In this tutorial we stored our input files in the data/pcr subfolder relative to the projects path. To build up a platform independent path (windows uses \ while linux and MAC OS are using /) we can use the function file.path() which will choose the appropriate path separator.

  1. create a new column containing the path to the target name
    • first create a filename using paste0
    • then combine the folder path with the filename using file.path().
  2. now we should use a function able to write .csv files and map it to the appropriate vector(s). If read_csv() is able to read .csv files, which would be the readr function able to write such a file?
    • Is writing a file to a disk a side-effect? What would be the appropriate purrr function?

2. Loading data and handling untidy data

Download the excel file called sizes.xls. The file contains measures (width, height and depth) of 5 different samples before and after a treatment. We would like to calculate the volume of the object before and after the treatment.

Load the content of the excel file

First load the measures into a data frame using the powerful tools provided by the purrr package.
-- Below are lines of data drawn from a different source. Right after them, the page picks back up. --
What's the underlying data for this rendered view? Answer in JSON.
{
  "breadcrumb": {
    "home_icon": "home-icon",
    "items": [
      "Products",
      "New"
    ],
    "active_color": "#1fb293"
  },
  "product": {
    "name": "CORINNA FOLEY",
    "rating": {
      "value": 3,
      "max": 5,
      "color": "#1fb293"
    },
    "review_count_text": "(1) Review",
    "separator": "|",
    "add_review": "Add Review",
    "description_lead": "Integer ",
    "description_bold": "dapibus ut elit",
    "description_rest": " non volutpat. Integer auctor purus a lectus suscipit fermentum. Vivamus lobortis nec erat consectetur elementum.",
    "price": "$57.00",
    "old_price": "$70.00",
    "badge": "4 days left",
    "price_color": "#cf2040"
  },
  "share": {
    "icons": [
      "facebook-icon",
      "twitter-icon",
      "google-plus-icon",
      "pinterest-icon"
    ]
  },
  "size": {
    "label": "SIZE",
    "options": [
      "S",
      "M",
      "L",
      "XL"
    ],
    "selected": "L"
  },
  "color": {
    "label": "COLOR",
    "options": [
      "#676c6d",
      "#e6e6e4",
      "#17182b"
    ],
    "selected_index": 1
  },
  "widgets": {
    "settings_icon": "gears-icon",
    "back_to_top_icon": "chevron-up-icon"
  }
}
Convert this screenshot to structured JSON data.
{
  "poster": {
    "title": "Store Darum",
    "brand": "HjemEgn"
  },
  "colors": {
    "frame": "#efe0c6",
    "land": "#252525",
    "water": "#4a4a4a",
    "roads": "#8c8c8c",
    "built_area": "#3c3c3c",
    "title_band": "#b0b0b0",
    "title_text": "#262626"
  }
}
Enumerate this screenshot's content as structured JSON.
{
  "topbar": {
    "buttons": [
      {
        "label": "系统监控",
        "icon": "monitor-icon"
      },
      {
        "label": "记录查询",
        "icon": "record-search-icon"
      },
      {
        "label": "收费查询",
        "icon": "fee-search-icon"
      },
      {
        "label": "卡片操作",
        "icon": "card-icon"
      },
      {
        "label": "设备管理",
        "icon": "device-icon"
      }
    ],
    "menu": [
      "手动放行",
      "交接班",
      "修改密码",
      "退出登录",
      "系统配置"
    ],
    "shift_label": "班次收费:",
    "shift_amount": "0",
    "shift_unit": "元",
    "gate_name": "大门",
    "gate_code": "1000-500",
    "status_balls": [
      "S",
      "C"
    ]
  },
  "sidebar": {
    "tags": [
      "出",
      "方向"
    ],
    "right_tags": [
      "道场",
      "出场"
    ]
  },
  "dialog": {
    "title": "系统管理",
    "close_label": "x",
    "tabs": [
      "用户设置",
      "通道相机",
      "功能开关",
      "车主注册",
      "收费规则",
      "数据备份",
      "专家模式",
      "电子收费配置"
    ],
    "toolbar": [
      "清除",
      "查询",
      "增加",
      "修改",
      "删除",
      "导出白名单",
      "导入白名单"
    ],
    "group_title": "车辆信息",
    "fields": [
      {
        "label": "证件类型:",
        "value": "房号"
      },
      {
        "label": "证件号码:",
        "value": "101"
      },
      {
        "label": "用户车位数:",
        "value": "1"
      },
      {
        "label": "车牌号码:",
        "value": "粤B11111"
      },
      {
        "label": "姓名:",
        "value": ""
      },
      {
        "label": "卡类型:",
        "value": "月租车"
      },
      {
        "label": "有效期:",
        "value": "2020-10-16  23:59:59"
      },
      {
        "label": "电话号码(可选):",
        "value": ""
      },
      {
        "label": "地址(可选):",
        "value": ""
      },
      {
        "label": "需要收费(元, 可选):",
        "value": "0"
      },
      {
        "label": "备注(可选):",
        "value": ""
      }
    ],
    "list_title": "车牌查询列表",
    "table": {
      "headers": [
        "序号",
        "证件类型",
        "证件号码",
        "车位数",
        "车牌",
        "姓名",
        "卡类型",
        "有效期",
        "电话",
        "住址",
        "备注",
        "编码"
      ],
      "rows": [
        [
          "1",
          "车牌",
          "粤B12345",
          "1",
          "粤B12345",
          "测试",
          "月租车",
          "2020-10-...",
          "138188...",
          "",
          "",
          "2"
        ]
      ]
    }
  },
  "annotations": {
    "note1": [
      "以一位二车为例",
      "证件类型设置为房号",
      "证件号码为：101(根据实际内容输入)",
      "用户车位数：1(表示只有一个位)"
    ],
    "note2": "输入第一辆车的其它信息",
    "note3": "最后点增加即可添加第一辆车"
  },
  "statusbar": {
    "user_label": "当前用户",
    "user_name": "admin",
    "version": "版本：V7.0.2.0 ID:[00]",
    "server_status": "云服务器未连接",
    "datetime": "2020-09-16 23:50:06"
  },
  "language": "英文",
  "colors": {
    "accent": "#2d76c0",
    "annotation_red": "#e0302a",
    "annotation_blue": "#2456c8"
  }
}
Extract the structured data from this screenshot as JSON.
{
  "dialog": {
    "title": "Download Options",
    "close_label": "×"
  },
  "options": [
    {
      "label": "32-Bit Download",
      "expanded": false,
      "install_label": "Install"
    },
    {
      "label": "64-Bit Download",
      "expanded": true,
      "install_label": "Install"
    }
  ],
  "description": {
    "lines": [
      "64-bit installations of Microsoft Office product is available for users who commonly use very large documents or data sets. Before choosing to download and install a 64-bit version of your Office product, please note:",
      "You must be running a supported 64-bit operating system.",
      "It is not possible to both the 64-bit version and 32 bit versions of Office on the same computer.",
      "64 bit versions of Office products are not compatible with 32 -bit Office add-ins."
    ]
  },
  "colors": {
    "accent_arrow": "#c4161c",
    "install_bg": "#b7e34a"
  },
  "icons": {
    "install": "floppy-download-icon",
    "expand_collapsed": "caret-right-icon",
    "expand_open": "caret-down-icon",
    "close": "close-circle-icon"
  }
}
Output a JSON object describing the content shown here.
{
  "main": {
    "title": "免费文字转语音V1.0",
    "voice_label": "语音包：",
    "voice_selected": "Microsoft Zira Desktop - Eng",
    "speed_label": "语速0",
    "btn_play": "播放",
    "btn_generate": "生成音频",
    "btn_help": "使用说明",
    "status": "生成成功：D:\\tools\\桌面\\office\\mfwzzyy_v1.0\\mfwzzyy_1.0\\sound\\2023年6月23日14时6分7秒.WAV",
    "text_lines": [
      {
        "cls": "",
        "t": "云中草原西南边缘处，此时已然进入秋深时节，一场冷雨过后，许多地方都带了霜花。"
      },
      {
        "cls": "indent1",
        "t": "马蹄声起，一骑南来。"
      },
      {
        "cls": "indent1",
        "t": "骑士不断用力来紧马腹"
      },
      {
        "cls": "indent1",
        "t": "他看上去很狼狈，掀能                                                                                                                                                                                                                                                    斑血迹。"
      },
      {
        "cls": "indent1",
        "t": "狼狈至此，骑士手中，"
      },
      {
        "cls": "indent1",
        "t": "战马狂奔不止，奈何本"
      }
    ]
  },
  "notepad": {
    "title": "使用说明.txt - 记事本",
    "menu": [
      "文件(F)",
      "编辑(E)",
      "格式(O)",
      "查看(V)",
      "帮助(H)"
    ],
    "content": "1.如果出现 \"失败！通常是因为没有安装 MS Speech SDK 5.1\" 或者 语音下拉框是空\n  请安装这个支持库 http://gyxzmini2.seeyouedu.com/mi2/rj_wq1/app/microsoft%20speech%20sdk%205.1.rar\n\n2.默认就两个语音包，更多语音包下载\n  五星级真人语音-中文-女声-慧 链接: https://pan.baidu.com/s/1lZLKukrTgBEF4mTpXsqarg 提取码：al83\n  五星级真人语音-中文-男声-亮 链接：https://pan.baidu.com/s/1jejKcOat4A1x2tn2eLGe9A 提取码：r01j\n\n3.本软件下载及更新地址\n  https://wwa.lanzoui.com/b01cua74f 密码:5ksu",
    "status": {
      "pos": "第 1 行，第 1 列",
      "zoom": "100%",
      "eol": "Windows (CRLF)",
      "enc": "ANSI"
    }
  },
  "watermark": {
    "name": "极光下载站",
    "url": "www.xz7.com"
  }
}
  • What function would you like to repeat?
  • How do you generate your starting vector?

Calculate the volume

It turns out that the size (\(width \times height \times depth\)) was not entered in a tidy form. Extract the different values in order to calculate the volume.

Warning

We already saw the tidyr::separate() function which might help you to get what you want. Here we would like to stick to a purrr approach. Think about how many elements you would like to provide and how many elements you would like to get.

Tip

  • You might want to use base::strsplit() or stringr::str_split()